日本は、およそ90年前、世界恐慌という国難に瀕し、恐慌を脱出しようと、満州に進出しようとし、国民が軍部の進出を許した。そして大戦を引き起こし、自ら自国を滅亡寸前に追い詰めた。
国民は軍部に騙されたのではない。
というより、社会に幻滅し軍部を自ら信じ選んだのだ。
明日の良い暮らしのためには、満州に進出するための戦争に勝つことが唯一の改善策だと、信じていたのである。
自らの生活を切り詰めて、死んでもいいから戦争に協力しようと。
だが、結局それは解決策とはならなかった。
過去の教訓に立ち直ってほしい。
良く考えて、他に解決策を出せないか考えてほしい。
個人の権利の制限が、「公共の福祉」に繋がるとは思えない。
そもそも「公共の福祉」は「個々双方の人権が侵害されないようにするためのもの」であり、話題の権利制限とは全く異なる。
民主主義国家で、個人の権利を主権者が一握りの主権者に譲渡する事はあってはならない。
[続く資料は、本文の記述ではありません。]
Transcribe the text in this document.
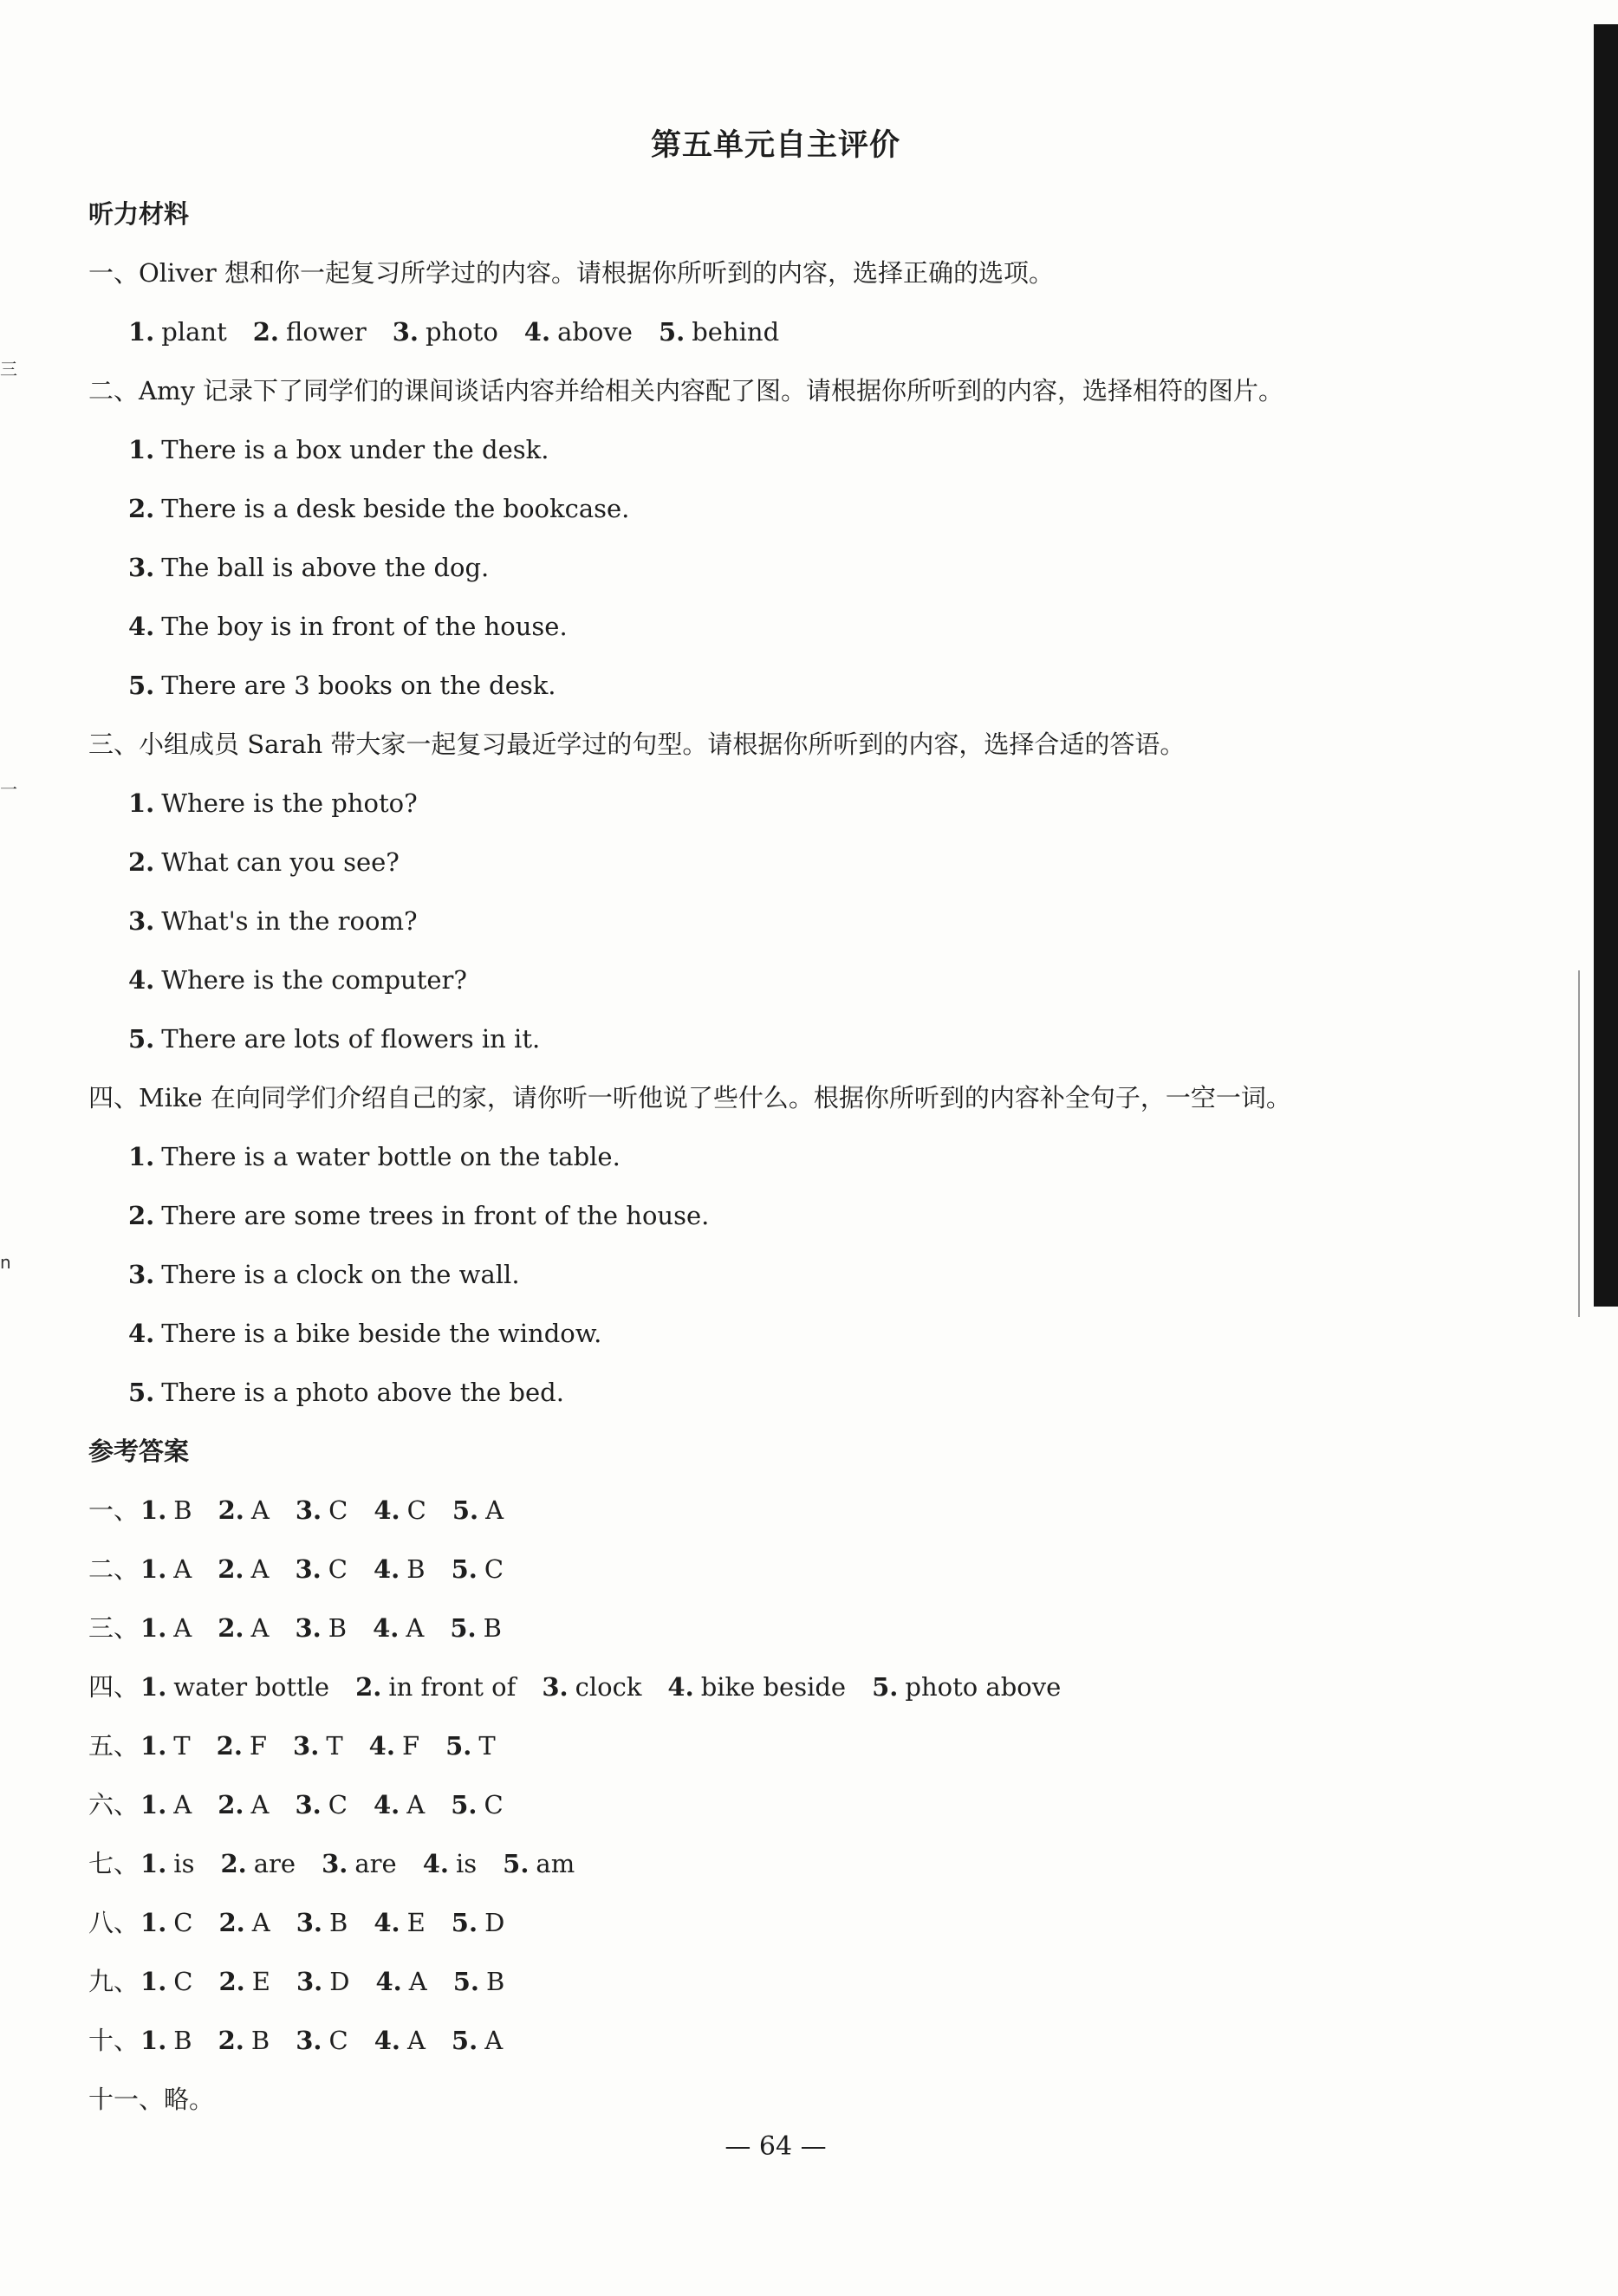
三
一
n
第五单元自主评价
听力材料
一、Oliver 想和你一起复习所学过的内容。请根据你所听到的内容，选择正确的选项。
1. plant 2. flower 3. photo 4. above 5. behind
二、Amy 记录下了同学们的课间谈话内容并给相关内容配了图。请根据你所听到的内容，选择相符的图片。
1. There is a box under the desk.
2. There is a desk beside the bookcase.
3. The ball is above the dog.
4. The boy is in front of the house.
5. There are 3 books on the desk.
三、小组成员 Sarah 带大家一起复习最近学过的句型。请根据你所听到的内容，选择合适的答语。
1. Where is the photo?
2. What can you see?
3. What's in the room?
4. Where is the computer?
5. There are lots of flowers in it.
四、Mike 在向同学们介绍自己的家，请你听一听他说了些什么。根据你所听到的内容补全句子，一空一词。
1. There is a water bottle on the table.
2. There are some trees in front of the house.
3. There is a clock on the wall.
4. There is a bike beside the window.
5. There is a photo above the bed.
参考答案
一、1. B 2. A 3. C 4. C 5. A
二、1. A 2. A 3. C 4. B 5. C
三、1. A 2. A 3. B 4. A 5. B
四、1. water bottle 2. in front of 3. clock 4. bike beside 5. photo above
五、1. T 2. F 3. T 4. F 5. T
六、1. A 2. A 3. C 4. A 5. C
七、1. is 2. are 3. are 4. is 5. am
八、1. C 2. A 3. B 4. E 5. D
九、1. C 2. E 3. D 4. A 5. B
十、1. B 2. B 3. C 4. A 5. A
十一、略。
— 64 —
確かに、法律の面からは前代未聞の緊急事態であり、権利の制限に整合性がないとは言えない。
だが、それをわざわざしなくても、他に解決策がある。
広い視野を持ち、例えば予算を切り詰めてお店に生存権に妥当な補償を出したり、コロナ病床などの医療体制の見直しなど、されていないものは山ほどある。
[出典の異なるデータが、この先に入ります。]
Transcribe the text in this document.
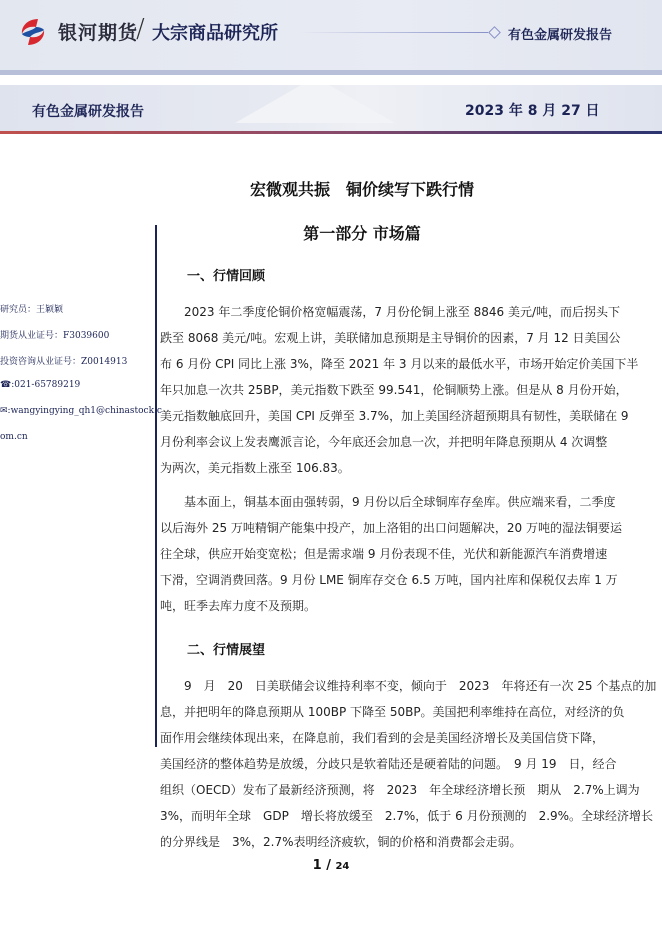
银河期货
/ 大宗商品研究所	有色金属研发报告
有色金属研发报告	2023 年 8 月 27 日
宏微观共振　铜价续写下跌行情
第一部分 市场篇
研究员：王颖颖
期货从业证号：F3039600
投资咨询从业证号：Z0014913
☎:021-65789219
✉:wangyingying_qh1@chinastock.c
om.cn
一、行情回顾
　　2023 年二季度伦铜价格宽幅震荡，7 月份伦铜上涨至 8846 美元/吨，而后拐头下
跌至 8068 美元/吨。宏观上讲，美联储加息预期是主导铜价的因素，7 月 12 日美国公
布 6 月份 CPI 同比上涨 3%，降至 2021 年 3 月以来的最低水平，市场开始定价美国下半
年只加息一次共 25BP，美元指数下跌至 99.541，伦铜顺势上涨。但是从 8 月份开始，
美元指数触底回升，美国 CPI 反弹至 3.7%，加上美国经济超预期具有韧性，美联储在 9
月份利率会议上发表鹰派言论，今年底还会加息一次，并把明年降息预期从 4 次调整
为两次，美元指数上涨至 106.83。
　　基本面上，铜基本面由强转弱，9 月份以后全球铜库存垒库。供应端来看，二季度
以后海外 25 万吨精铜产能集中投产，加上洛钼的出口问题解决，20 万吨的湿法铜要运
往全球，供应开始变宽松；但是需求端 9 月份表现不佳，光伏和新能源汽车消费增速
下滑，空调消费回落。9 月份 LME 铜库存交仓 6.5 万吨，国内社库和保税仅去库 1 万
吨，旺季去库力度不及预期。
二、行情展望
　　9　月　20　日美联储会议维持利率不变，倾向于　2023　年将还有一次 25 个基点的加
息，并把明年的降息预期从 100BP 下降至 50BP。美国把利率维持在高位，对经济的负
面作用会继续体现出来，在降息前，我们看到的会是美国经济增长及美国信贷下降，
美国经济的整体趋势是放缓，分歧只是软着陆还是硬着陆的问题。　9 月 19　日，经合
组织（OECD）发布了最新经济预测，将　2023　年全球经济增长预　期从　2.7%上调为
3%，而明年全球　GDP　增长将放缓至　2.7%，低于 6 月份预测的　2.9%。全球经济增长
的分界线是　3%，2.7%表明经济疲软，铜的价格和消费都会走弱。
1 / 24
其をせず、権利の制限なのだから、効果は限定的になるし、何より民主主義国家として真逆な方策を取ることを絶対的な解決策だと捉えるのは大変危険である。
浅薄で未熟な小生が、このような横柄にも申し上げるのは大変気が引け恐れ多いが、この世のこの上ない危機を垣間見たので、切に訴えたばかりである。